Why a Data Scientist Should Learn Machine Learning Skills

 

We’ve all been hearing the buzz around data science and why it is the top skill to pick up currently. It is not an exaggeration when we say it is one of the most sought-after skills in the current market. Data Science enables businesses leaders to understand what their data is saying and how to implement changes that are in line with the data predictions. Almost every industry and sector right now are using analytics and data science to examine and interpret the data which until earlier was not tapped into.

Data Science and Machine Learning: The Connection

But like any other field, data science too is constantly evolving. Newer tools and techniques are being implemented to get far more specific insights. This evolution has led to machine learning being the next big thing for data scientists. Machine learning is the field of enabling machines/computers to learn without the need for explicit programming to perform a task or function. Machine learning falls under the umbrella of data science techniques. Machine learning currently find application in the areas of autonomous systems, recommender systems, credit scoring, virtual assistants, demand detection and prediction, fraud detection, stock trading etc.

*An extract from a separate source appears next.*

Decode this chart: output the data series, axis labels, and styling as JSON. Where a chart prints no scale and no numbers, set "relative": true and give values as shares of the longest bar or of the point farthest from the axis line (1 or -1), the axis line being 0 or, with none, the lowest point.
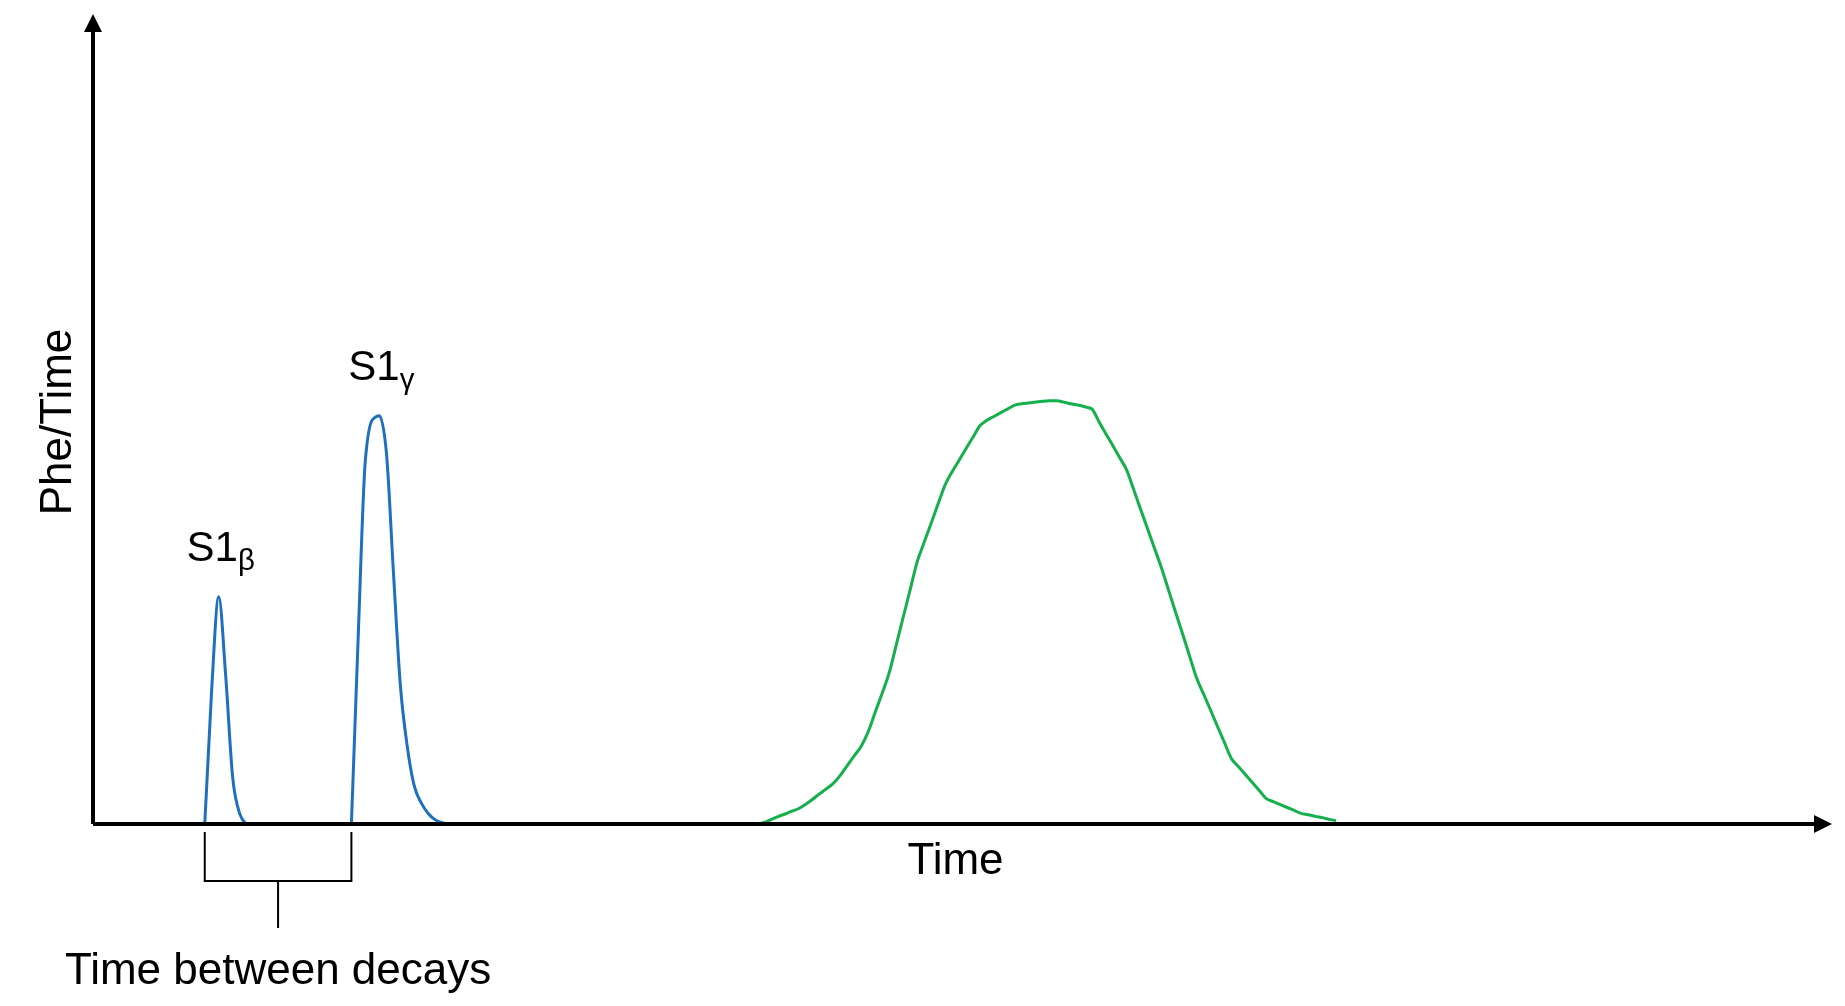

Data science helps machines in understanding the data patterns and infer insights from it, which are then used to perform further actions based on these insights. Data science enables machine learning in the sense that it allows it to find the correct and meaningful information from huge data sets far more efficiently. It essentially helps machines in the co-relation of data to make sense out of it.

Staying Future Proof with Machine Learning

With data science and machine learning finding convergence, it has become a necessity for data scientists to pick up machine learning skills as the next step in their growth and scope. It wouldn’t be an exaggeration to say that we will increasingly look at systems being automated and machine learning enabling these systems to work without much human intervention. From the most trivial to the most complex of tasks, we are looking to automate everything. Self-driving cars, smart homes and smart cities, ad placements, facial and speech recognition, natural language processing are some of the applications of machine learning that we are already using, though we might not think about it.

Like every skill has a hype, every skill eventually becomes obsolete too. For anyone to stay relevant, upskilling must happen. Technology is growing at an unprecedented pace, with newer and more innovative approaches emerging every few years. The roles we have right now have to evolve, and machine learning is the way to go for data scientists.